Common wolf snake, checkered keelback and buff striped keelback are some of the snake species of the area. “People usually believe that snakes are all out to kill them. Seeing them in their natural habitat helps diffuse this fear,” Kamdar said. On the other hand, local tribals get to know about how to avoid snakes, need to go to hospitals instead of local healers in case of snake bites and differences between poisonous and non-poisonous species.
Pangs of development
Vanvadi has had its fair share of struggles and fights too, mainly dealing with several real estate projects, including vacation homes and resorts that have sprung up in the area. Over the last 12-15 years, the region has undergone a tremendous change, especially with a new road passing nearby. Deforestation and concretisation have led to massive soil erosion. Vanvadi also faced attempts to fraudulently sell its land that needed legal interventions. “The land is big and hence requires constant monitoring.

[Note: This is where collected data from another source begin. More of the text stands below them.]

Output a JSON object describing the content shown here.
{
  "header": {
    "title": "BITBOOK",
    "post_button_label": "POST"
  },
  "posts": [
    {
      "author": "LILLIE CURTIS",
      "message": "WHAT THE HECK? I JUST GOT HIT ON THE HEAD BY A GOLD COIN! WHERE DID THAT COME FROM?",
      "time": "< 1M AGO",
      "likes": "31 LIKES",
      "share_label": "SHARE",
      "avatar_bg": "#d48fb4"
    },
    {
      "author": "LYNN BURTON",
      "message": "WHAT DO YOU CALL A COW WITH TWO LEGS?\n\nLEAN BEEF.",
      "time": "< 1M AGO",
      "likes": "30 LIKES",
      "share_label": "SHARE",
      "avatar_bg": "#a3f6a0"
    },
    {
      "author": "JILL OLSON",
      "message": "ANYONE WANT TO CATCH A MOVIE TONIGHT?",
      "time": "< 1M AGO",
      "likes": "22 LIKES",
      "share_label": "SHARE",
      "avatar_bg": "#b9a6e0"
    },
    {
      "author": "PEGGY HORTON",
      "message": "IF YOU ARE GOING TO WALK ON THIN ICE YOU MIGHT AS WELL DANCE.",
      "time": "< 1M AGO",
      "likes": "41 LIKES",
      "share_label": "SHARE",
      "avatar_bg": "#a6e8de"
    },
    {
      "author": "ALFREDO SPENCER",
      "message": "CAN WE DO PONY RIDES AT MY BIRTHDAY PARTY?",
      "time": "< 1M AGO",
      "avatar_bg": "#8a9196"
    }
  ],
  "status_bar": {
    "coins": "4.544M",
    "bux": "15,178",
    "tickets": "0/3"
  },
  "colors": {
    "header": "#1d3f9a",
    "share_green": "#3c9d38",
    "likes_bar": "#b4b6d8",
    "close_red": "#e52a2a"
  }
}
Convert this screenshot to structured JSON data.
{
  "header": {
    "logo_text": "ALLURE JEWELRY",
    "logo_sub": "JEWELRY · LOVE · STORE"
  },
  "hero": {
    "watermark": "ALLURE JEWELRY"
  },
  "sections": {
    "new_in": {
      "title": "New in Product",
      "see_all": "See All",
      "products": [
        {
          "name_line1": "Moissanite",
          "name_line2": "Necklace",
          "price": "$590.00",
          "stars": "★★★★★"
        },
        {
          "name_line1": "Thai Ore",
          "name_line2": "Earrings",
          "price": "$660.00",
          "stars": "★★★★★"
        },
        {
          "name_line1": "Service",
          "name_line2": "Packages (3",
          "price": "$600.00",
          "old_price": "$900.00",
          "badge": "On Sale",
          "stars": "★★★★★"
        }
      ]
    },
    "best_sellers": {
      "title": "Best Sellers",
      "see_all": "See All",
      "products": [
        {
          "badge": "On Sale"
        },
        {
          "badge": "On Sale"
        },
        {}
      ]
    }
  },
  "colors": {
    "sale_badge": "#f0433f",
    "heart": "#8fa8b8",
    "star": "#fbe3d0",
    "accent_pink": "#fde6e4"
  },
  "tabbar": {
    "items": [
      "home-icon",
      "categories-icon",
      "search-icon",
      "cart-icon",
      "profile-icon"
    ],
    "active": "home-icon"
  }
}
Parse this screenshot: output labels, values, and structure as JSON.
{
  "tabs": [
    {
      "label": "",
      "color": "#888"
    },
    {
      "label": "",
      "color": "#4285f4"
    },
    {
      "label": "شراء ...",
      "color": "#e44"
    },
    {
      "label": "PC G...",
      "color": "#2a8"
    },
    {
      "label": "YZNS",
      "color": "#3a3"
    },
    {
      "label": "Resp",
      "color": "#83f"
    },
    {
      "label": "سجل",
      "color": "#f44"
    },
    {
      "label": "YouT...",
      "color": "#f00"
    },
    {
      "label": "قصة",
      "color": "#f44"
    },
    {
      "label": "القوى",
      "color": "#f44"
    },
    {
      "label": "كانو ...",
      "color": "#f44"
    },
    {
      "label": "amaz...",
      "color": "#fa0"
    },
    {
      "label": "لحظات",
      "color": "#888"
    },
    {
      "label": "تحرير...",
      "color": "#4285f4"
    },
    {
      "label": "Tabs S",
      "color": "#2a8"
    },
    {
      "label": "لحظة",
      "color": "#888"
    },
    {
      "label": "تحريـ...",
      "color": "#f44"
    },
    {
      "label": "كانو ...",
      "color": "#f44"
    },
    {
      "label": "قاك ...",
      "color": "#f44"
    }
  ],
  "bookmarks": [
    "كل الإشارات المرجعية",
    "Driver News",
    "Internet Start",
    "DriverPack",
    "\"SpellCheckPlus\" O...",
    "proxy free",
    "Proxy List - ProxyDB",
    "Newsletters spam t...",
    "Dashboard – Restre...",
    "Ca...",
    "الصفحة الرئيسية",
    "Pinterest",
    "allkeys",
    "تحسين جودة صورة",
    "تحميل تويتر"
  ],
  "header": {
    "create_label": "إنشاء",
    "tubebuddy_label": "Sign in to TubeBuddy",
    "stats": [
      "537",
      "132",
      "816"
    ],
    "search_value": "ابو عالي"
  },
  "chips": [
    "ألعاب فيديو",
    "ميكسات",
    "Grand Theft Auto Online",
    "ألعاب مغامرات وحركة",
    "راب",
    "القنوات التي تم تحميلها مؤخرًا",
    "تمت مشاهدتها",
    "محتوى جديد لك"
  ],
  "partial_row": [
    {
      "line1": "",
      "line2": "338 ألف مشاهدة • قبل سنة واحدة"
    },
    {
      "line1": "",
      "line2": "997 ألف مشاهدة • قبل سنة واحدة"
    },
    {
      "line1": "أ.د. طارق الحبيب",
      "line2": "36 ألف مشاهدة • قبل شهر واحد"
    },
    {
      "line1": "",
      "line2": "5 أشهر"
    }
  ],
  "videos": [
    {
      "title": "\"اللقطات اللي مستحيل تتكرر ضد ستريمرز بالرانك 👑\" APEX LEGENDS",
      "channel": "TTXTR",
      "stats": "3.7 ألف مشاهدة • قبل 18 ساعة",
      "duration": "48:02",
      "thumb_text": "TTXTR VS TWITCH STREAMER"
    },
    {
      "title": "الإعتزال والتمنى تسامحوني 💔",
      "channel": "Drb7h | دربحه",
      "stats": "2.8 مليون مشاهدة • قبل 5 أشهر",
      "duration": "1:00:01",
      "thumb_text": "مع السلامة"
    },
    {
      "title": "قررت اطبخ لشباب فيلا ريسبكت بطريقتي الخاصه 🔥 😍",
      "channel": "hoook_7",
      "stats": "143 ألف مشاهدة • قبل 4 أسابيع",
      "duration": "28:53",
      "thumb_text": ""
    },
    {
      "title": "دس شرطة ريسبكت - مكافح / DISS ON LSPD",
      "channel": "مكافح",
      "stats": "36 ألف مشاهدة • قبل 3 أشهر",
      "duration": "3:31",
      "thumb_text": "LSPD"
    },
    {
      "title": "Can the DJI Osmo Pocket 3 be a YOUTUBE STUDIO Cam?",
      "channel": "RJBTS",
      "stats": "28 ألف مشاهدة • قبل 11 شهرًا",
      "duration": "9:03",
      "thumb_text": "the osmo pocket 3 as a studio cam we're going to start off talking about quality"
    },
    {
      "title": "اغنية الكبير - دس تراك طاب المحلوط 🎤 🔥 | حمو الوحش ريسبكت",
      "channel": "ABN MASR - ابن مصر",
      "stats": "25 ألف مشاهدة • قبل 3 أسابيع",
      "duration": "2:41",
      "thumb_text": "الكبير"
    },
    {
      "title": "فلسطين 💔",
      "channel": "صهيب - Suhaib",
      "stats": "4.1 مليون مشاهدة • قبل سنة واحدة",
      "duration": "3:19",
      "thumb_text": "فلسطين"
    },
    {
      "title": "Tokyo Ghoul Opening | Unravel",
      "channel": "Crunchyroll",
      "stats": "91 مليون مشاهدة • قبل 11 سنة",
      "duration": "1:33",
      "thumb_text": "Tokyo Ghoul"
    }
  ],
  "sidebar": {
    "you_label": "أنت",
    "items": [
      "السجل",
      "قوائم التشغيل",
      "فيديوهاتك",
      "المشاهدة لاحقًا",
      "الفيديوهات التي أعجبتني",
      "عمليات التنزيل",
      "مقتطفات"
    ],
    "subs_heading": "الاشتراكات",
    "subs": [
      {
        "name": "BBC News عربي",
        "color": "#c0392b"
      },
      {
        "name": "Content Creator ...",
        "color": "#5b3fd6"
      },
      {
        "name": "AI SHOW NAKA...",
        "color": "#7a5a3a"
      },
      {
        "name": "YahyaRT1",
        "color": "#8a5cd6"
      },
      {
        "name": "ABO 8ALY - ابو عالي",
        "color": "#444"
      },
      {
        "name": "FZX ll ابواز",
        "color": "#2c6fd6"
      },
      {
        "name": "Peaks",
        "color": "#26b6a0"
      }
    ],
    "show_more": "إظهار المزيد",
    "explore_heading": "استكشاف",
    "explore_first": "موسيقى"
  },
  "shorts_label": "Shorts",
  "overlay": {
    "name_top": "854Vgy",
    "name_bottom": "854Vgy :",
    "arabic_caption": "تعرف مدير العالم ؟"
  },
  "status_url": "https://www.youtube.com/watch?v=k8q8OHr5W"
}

We are hoping to have new members from younger generation who can bring in fresh energy to the place,” Mansata said. “Maybe a few people can stay here with small huts and kitchen gardens. The area has the potential to evolve into a forest eco-village and a valuable learning centre on nature, ecology and traditional wisdom.”
Vanvadi has a long unguarded boundary of four kilometre and cattle often stray into the forest while local villagers come for firewood and forest food. “Animals damage the saplings we plant, which is why we are now doing this only in a smaller protected area,” said Mansata. He has a suggestion for anyone willing to follow this path: “Let nature do her work, and see where you can help. Though there is a greater awareness among people about environment protection, only incremental change is happening. It has not reached the tipping point to turn the tide. The rampaging monetised economy is about fleeting shadow value, while the real wealth of nature is indispensable for survival and well-being. Ecological regeneration is thus a vital, urgent task, almost everywhere!”